AI Infrastructure & Reliability Engineer
Infrastructure engineer with 7 years in SRE and MLOps, now building safety and reliability tooling for autonomous AI systems. CKS/CKA certified, preceded by a decade in FDA-cleared medical hardware where reliability meant patient safety, which produced 10 peer-reviewed papers and 2 US patents. Focused on providing visibility and reliability in non-deterministic systems.
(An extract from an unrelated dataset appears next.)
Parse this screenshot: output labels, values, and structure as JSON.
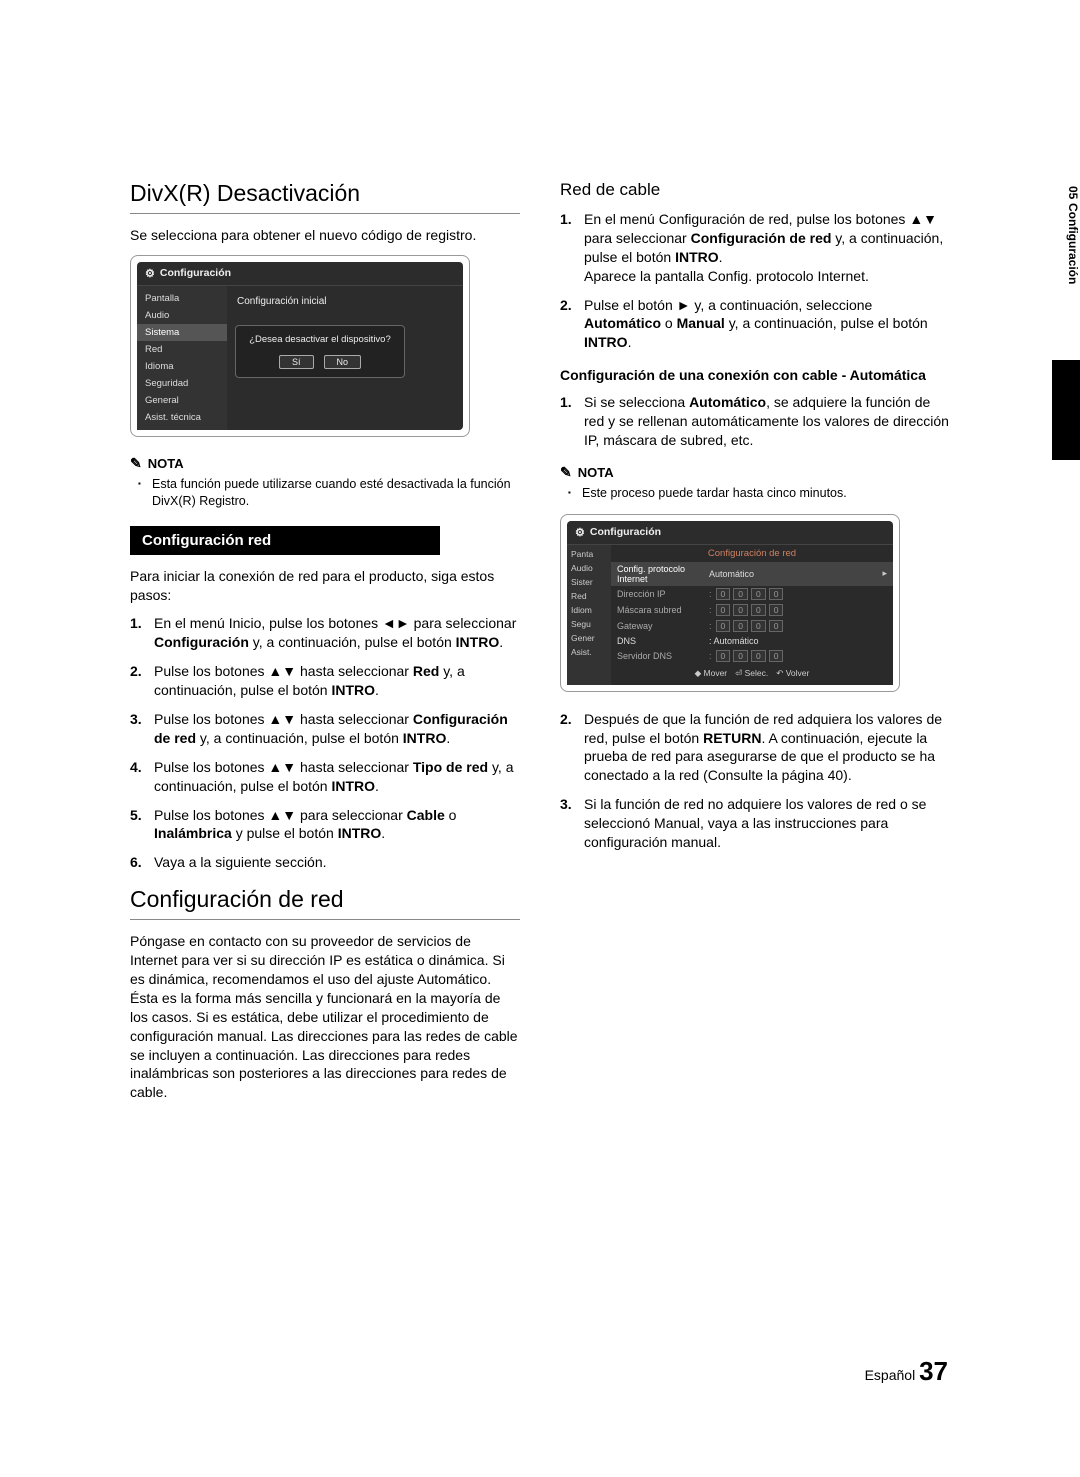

How to implement a non-deterministic reasoning engine in a system that requires guarantees? K8gents answers through guardrails-as-code: an autonomous Kubernetes root cause analysis (RCA) agent that routes cluster failures through Gemini-powered analysis, but constrains remediation with code-enforced policies—human approval gates paired with OPA Gatekeeper rules create hard boundaries around AI decisions. Diagnostics are exposed via an MCP server (io.github.JDoornink/k8gents on the official registry); see the README for a discussion of failure modes and confidence calibration tradeoffs.
A self-healing multimodal search engine demonstrating the agent-in-the-reliability-loop pattern applied to ML systems. CLIP embeddings + Qdrant power semantic video search ("find a red truck at night"); Prometheus and Evidently AI surface drift; an LLM agent reasons about drift signals and triggers automated retraining via GitHub Actions. Companion to K8gentS — same thesis (LLM as decision-maker inside a reliability contract), different domain.
Static analysis for the agent supply chain. A published Python CLI tool that validates MCP servers and scans AI agent implementations for security vulnerabilities — configurable security levels, CI/CD integration with threshold-based failure conditions, and SARIF output for integration with existing security tooling.